La Coupe sans lie

De retour sur les terrains après une longue absence, le petit Marocain vise une victoire finale en Coupe de Belgique.

Logiquement, Mbark Boussoufa aurait dû disputer la CAN avec les Lions de l’Atlas. Une distorsion des ligaments du genou, qui l’a tenu loin des terrains pendant trois mois, en a décidé autrement. A défaut de s’illustrer au Ghana, le feu follet du RSCA a à c£ur de rattraper le temps perdu et de sauver ce qui peut encore l’être, cette saison, pour ses couleurs. En gagnant la Coupe, par exemple, seul trophée qui manque à son palmarès sur notre sol…

Un an et demi après votre arrivée au RSCA, quel regard portez-vous sur votre parcours ?

Mbark Boussoufa : Je n’en suis pas trop mécontent. J’ai remporté le titre avec le Sporting, je me suis vu décerner le Soulier d’Or. J’ai inscrit 8 buts et délivré 14 passes décisives. Lors de ma dernière campagne à La Gantoise, j’en avais paraphé 9 tout en distribuant 17 assists et j’étais devenu Footballeur Pro. D’un club à l’autre, la différence n’était donc pas bien grande. Pourtant, aux dires de certains, je ne pouvais pas être crédité d’une bonne saison. Je me demande franchement quelles statistiques on attend de moi.

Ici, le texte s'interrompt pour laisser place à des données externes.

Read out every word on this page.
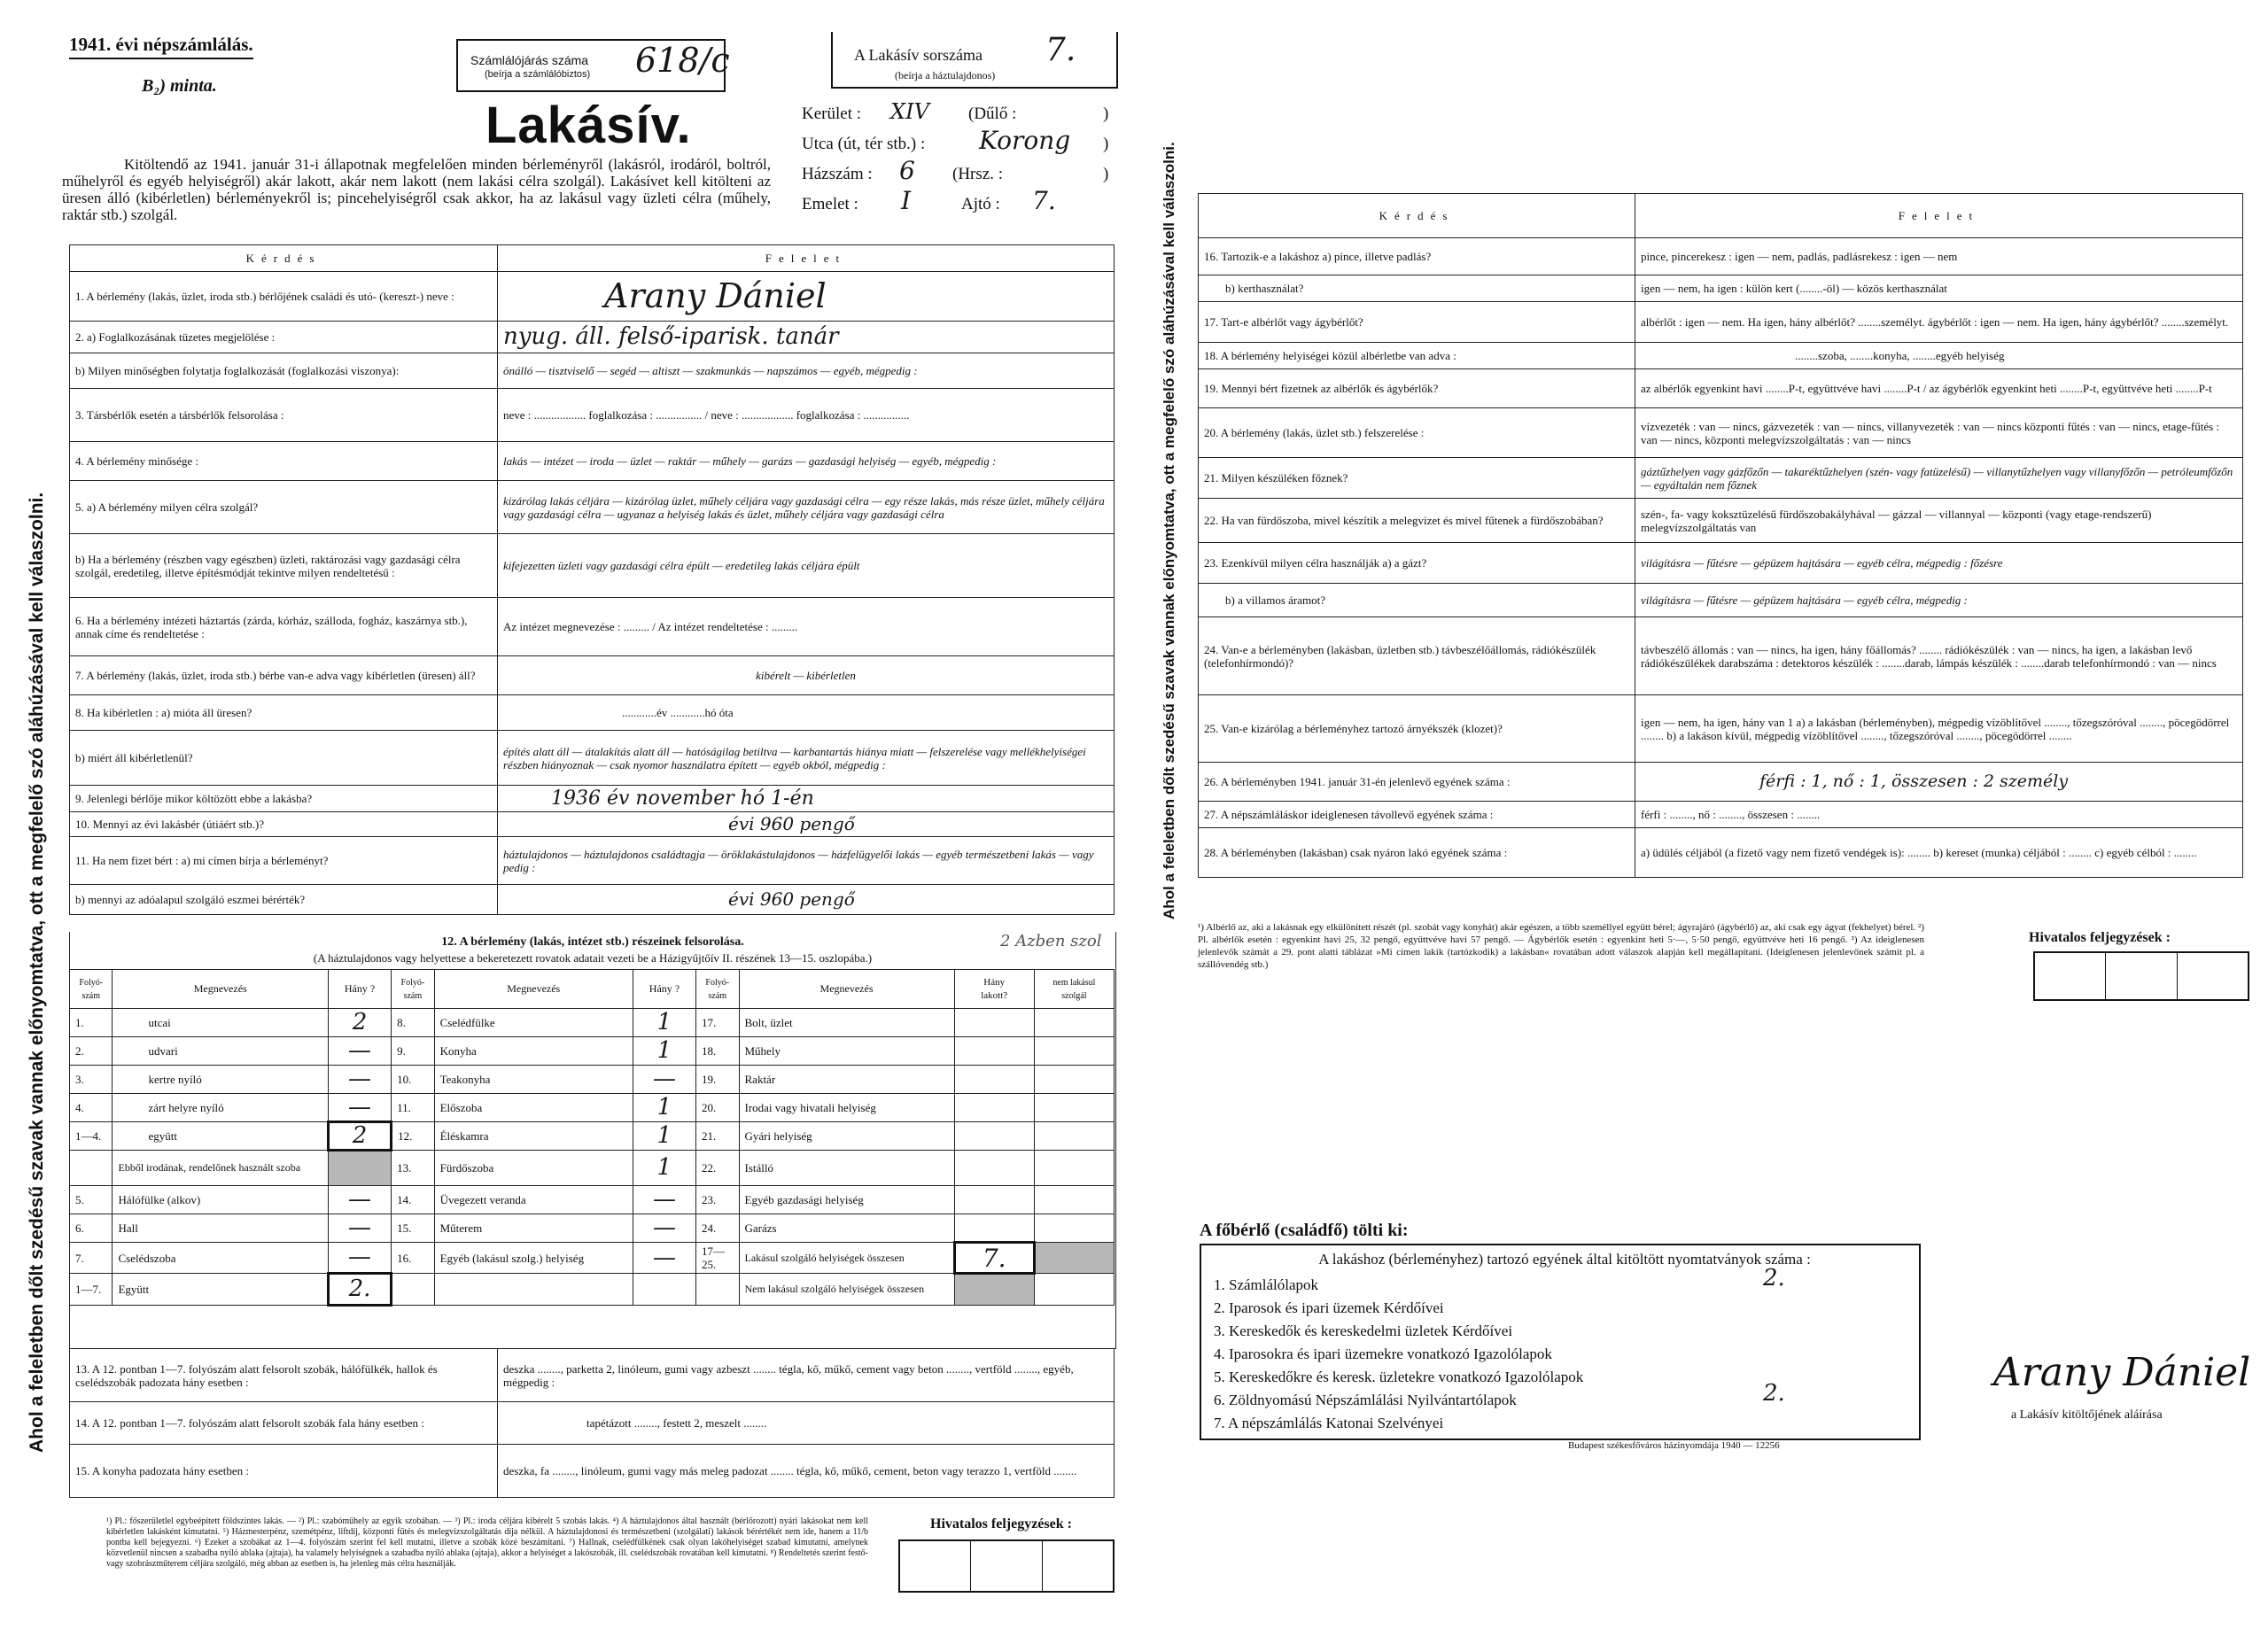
1941. évi népszámlálás.
B₂) minta.
Számlálójárás száma
(beírja a számlálóbiztos) 618/c	A Lakásív sorszáma 7.
(beírja a háztulajdonos)
Lakásív.
Kitöltendő az 1941. január 31-i állapotnak megfelelően minden bérleményről (lakásról, irodáról, boltról, műhelyről és egyéb helyiségről) akár lakott, akár nem lakott (nem lakási célra szolgál). Lakásívet kell kitölteni az üresen álló (kibérletlen) bérleményekről is; pincehelyiségről csak akkor, ha az lakásul vagy üzleti célra (műhely, raktár stb.) szolgál.
Kerület : XIV (Dűlő :	)
Utca (út, tér stb.) : Korong )
Házszám : 6 (Hrsz. :	)
Emelet : I	Ajtó : 7.
Ahol a feleletben dőlt szedésű szavak vannak előnyomtatva, ott a megfelelő szó aláhúzásával kell válaszolni.
Kérdés	Felelet
1. A bérlemény (lakás, üzlet, iroda stb.) bérlőjének családi és utó- (kereszt-) neve :	Arany Dániel
2. a) Foglalkozásának tüzetes megjelölése :	nyug. áll. felső-iparisk. tanár
b) Milyen minőségben folytatja foglalkozását (foglalkozási viszonya):	önálló — tisztviselő — segéd — altiszt — szakmunkás — napszámos — egyéb, mégpedig :
3. Társbérlők esetén a társbérlők felsorolása :	neve : .................. foglalkozása : ................ / neve : .................. foglalkozása : ................
4. A bérlemény minősége :	lakás — intézet — iroda — üzlet — raktár — műhely — garázs — gazdasági helyiség — egyéb, mégpedig :
5. a) A bérlemény milyen célra szolgál?	kizárólag lakás céljára — kizárólag üzlet, műhely céljára vagy gazdasági célra — egy része lakás, más része üzlet, műhely céljára vagy gazdasági célra — ugyanaz a helyiség lakás és üzlet, műhely céljára vagy gazdasági célra
b) Ha a bérlemény (részben vagy egészben) üzleti, raktározási vagy gazdasági célra szolgál, eredetileg, illetve építésmódját tekintve milyen rendeltetésű :	kifejezetten üzleti vagy gazdasági célra épült — eredetileg lakás céljára épült
6. Ha a bérlemény intézeti háztartás (zárda, kórház, szálloda, fogház, kaszárnya stb.), annak címe és rendeltetése :	Az intézet megnevezése : ......... / Az intézet rendeltetése : .........
7. A bérlemény (lakás, üzlet, iroda stb.) bérbe van-e adva vagy kibérletlen (üresen) áll?	kibérelt — kibérletlen
8. Ha kibérletlen : a) mióta áll üresen?	............év ............hó óta
b) miért áll kibérletlenül?	építés alatt áll — átalakítás alatt áll — hatóságilag betiltva — karbantartás hiánya miatt — felszerelése vagy mellékhelyiségei részben hiányoznak — csak nyomor használatra épített — egyéb okból, mégpedig :
9. Jelenlegi bérlője mikor költözött ebbe a lakásba?	1936 év november hó 1-én
10. Mennyi az évi lakásbér (útiáért stb.)?	évi 960 pengő
11. Ha nem fizet bért : a) mi címen bírja a bérleményt?	háztulajdonos — háztulajdonos családtagja — öröklakástulajdonos — házfelügyelői lakás — egyéb természetbeni lakás — vagy pedig :
b) mennyi az adóalapul szolgáló eszmei bérérték?	évi 960 pengő
12. A bérlemény (lakás, intézet stb.) részeinek felsorolása.
(A háztulajdonos vagy helyettese a bekeretezett rovatok adatait vezeti be a Házigyűjtőív II. részének 13—15. oszlopába.)
2 Azben szol
Folyó-szám	Megnevezés	Hány ?	Folyó-szám	Megnevezés	Hány ?	Folyó-szám	Megnevezés	Hány
lakott?	nem lakásul szolgál
1.	utcai	2	8.	Cselédfülke	1	17.	Bolt, üzlet		
2.	udvari	—	9.	Konyha	1	18.	Műhely		
3.	kertre nyíló	—	10.	Teakonyha	—	19.	Raktár		
4.	zárt helyre nyíló	—	11.	Előszoba	1	20.	Irodai vagy hivatali helyiség		
1—4.	együtt	2	12.	Éléskamra	1	21.	Gyári helyiség		
	Ebből irodának, rendelőnek használt szoba		13.	Fürdőszoba	1	22.	Istálló		
5.	Hálófülke (alkov)	—	14.	Üvegezett veranda	—	23.	Egyéb gazdasági helyiség		
6.	Hall	—	15.	Műterem	—	24.	Garázs		
7.	Cselédszoba	—	16.	Egyéb (lakásul szolg.) helyiség	—	17—25.	Lakásul szolgáló helyiségek összesen	7.	
1—7.	Együtt	2.					Nem lakásul szolgáló helyiségek összesen		
13. A 12. pontban 1—7. folyószám alatt felsorolt szobák, hálófülkék, hallok és cselédszobák padozata hány esetben :	deszka ........, parketta 2, linóleum, gumi vagy azbeszt ........ tégla, kő, műkő, cement vagy beton ........, vertföld ........, egyéb, mégpedig :
14. A 12. pontban 1—7. folyószám alatt felsorolt szobák fala hány esetben :	tapétázott ........, festett 2, meszelt ........
15. A konyha padozata hány esetben :	deszka, fa ........, linóleum, gumi vagy más meleg padozat ........ tégla, kő, műkő, cement, beton vagy terazzo 1, vertföld ........
¹) Pl.: főszerületlel egybeépített földszintes lakás. — ²) Pl.: szabóműhely az egyik szobában. — ³) Pl.: iroda céljára kibérelt 5 szobás lakás. ⁴) A háztulajdonos által használt (bérlőrozott) nyári lakásokat nem kell kibérletlen lakásként kimutatni. ⁵) Házmesterpénz, szemétpénz, liftdíj, központi fűtés és melegvízszolgáltatás díja nélkül. A háztulajdonosi és természetbeni (szolgálati) lakások bérértékét nem ide, hanem a 11/b pontba kell bejegyezni. ⁶) Ezeket a szobákat az 1—4. folyószám szerint fel kell mutatni, illetve a szobák közé beszámítani. ⁷) Hallnak, cselédfülkének csak olyan lakóhelyiséget szabad kimutatni, amelynek közvetlenül nincsen a szabadba nyíló ablaka (ajtaja), ha valamely helyiségnek a szabadba nyíló ablaka (ajtaja), akkor a helyiséget a lakószobák, ill. cselédszobák rovatában kell kimutatni. ⁸) Rendeltetés szerint festő- vagy szobrászműterem céljára szolgáló, még abban az esetben is, ha jelenleg más célra használják.
Hivatalos feljegyzések :
Ahol a feleletben dőlt szedésű szavak vannak előnyomtatva, ott a megfelelő szó aláhúzásával kell válaszolni.	Kérdés	Felelet
16. Tartozik-e a lakáshoz a) pince, illetve padlás?	pince, pincerekesz : igen — nem, padlás, padlásrekesz : igen — nem
b) kerthasználat?	igen — nem, ha igen : külön kert (........-öl) — közös kerthasználat
17. Tart-e albérlőt vagy ágybérlőt?	albérlőt : igen — nem. Ha igen, hány albérlőt? ........személyt. ágybérlőt : igen — nem. Ha igen, hány ágybérlőt? ........személyt.
18. A bérlemény helyiségei közül albérletbe van adva :	........szoba, ........konyha, ........egyéb helyiség
19. Mennyi bért fizetnek az albérlők és ágybérlők?	az albérlők egyenkint havi ........P-t, együttvéve havi ........P-t / az ágybérlők egyenkint heti ........P-t, együttvéve heti ........P-t
20. A bérlemény (lakás, üzlet stb.) felszerelése :	vízvezeték : van — nincs, gázvezeték : van — nincs, villanyvezeték : van — nincs központi fűtés : van — nincs, etage-fűtés : van — nincs, központi melegvízszolgáltatás : van — nincs
21. Milyen készüléken főznek?	gáztűzhelyen vagy gázfőzőn — takaréktűzhelyen (szén- vagy fatüzelésű) — villanytűzhelyen vagy villanyfőzőn — petróleumfőzőn — egyáltalán nem főznek
22. Ha van fürdőszoba, mivel készítik a melegvizet és mivel fűtenek a fürdőszobában?	szén-, fa- vagy koksztüzelésű fürdőszobakályhával — gázzal — villannyal — központi (vagy etage-rendszerű) melegvízszolgáltatás van
23. Ezenkívül milyen célra használják a) a gázt?	világításra — fűtésre — gépüzem hajtására — egyéb célra, mégpedig : főzésre
b) a villamos áramot?	világításra — fűtésre — gépüzem hajtására — egyéb célra, mégpedig :
24. Van-e a bérleményben (lakásban, üzletben stb.) távbeszélőállomás, rádiókészülék (telefonhírmondó)?	távbeszélő állomás : van — nincs, ha igen, hány főállomás? ........ rádiókészülék : van — nincs, ha igen, a lakásban levő rádiókészülékek darabszáma : detektoros készülék : ........darab, lámpás készülék : ........darab telefonhírmondó : van — nincs
25. Van-e kizárólag a bérleményhez tartozó árnyékszék (klozet)?	igen — nem, ha igen, hány van 1 a) a lakásban (bérleményben), mégpedig vízöblítővel ........, tőzegszóróval ........, pöcegödörrel ........ b) a lakáson kívül, mégpedig vízöblítővel ........, tőzegszóróval ........, pöcegödörrel ........
26. A bérleményben 1941. január 31-én jelenlevő egyének száma :	férfi : 1, nő : 1, összesen : 2 személy
27. A népszámláláskor ideiglenesen távollevő egyének száma :	férfi : ........, nő : ........, összesen : ........
28. A bérleményben (lakásban) csak nyáron lakó egyének száma :	a) üdülés céljából (a fizető vagy nem fizető vendégek is): ........ b) kereset (munka) céljából : ........ c) egyéb célból : ........
¹) Albérlő az, aki a lakásnak egy elkülönített részét (pl. szobát vagy konyhát) akár egészen, a több személlyel együtt bérel; ágyrajáró (ágybérlő) az, aki csak egy ágyat (fekhelyet) bérel. ²) Pl. albérlők esetén : egyenkint havi 25, 32 pengő, együttvéve havi 57 pengő. — Ágybérlők esetén : egyenkint heti 5·—, 5·50 pengő, együttvéve heti 16 pengő. ³) Az ideiglenesen jelenlevők számát a 29. pont alatti táblázat »Mi címen lakik (tartózkodik) a lakásban« rovatában adott válaszok alapján kell megállapítani. (Ideiglenesen jelenlevőnek számít pl. a szállóvendég stb.)
Hivatalos feljegyzések :
A főbérlő (családfő) tölti ki:
A lakáshoz (bérleményhez) tartozó egyének által kitöltött nyomtatványok száma :
1. Számlálólapok	2.
2. Iparosok és ipari üzemek Kérdőívei
3. Kereskedők és kereskedelmi üzletek Kérdőívei
4. Iparosokra és ipari üzemekre vonatkozó Igazolólapok
5. Kereskedőkre és keresk. üzletekre vonatkozó Igazolólapok
6. Zöldnyomású Népszámlálási Nyilvántartólapok	2.
7. A népszámlálás Katonai Szelvényei
Arany Dániel
a Lakásív kitöltőjének aláírása
Budapest székesfőváros házinyomdája 1940 — 12256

Ils espéraient probablement plus de vous, ainsi que de l’équipe, en Ligue des Champions ?

J’ai été par deux fois à la base d’un but : à l’AEK Athènes et contre Lille. Deux matches qui s’étaient soldés par autant de points. Mine de rien, ce n’était pas si mal, vu qu’Anderlecht n’avait fait que de la pure figuration, au plus haut niveau européen, durant les deux campagnes antérieures. Ce coup-ci, nous étions quand même parvenus à maintenir le suspense jusqu’au bout. D’accord, l’opposition n’était probablement pas comparable à Chelsea ou Liverpool, rencontrés un an plus tôt, mais ce n’était pas, non plus, le FC Brussels ou Zulte Waregem, sauf le respect qu’on leur doit.

Il n’empêche qu’après le match contre Lille, vous-même aviez tenu un langage ambitieux ?

C’est vrai que je n’avais guère été impressionné par le niveau d’ensemble. Si c’était ça la Ligue des Champions, j’estimais que nous avions des chances de passer le tour. Et sans doute y serions-nous arrivés si je n’avais pas loupé l’immanquable, à 1-0 en notre faveur, face aux Nordistes. En doublant la mise, je ne crois pas que les footballeurs du LOSC seraient revenus à notre hauteur. Ensuite, nous avions également loupé le coche en Grèce. Là aussi, il y avait de quoi pester. Ce n’est que contre l’AC Milan que j’ai réalisé ce que signifiait vraiment la Ligue des Champions. Kaka, c’est un extra-terrestre.

Un clip avec Seedorf

Pourtant, c’est avec Clarence Seedorf que vous aviez échangé votre maillot ?

Le passé avait tout simplement dicté ce choix. Alors qu’il était une valeur sûre de l’Ajax, et moi un simple joueur appartenant à l’école des jeunes de ce club, j’avais eu l’occasion, un beau jour, de le saluer. La veille de ce meet and greet, je n’avais pas su trouver le sommeil, tellement j’étais excité à l’idée de le voir de près. Plus tard, dans l’optique de l’EURO 2000, j’avais eu l’opportunité, aussi, d’enregistrer un clip vidéo avec lui. Je le lui ai rappelé au moment de procéder au rituel de fin de match. Il ne s’en souvenait pas, moi si. C’est pour ça que je suis toujours disponible lorsqu’il faut aller à la rencontre des jeunes de tous bords, qu’ils soient footballeurs, déshérités ou malades.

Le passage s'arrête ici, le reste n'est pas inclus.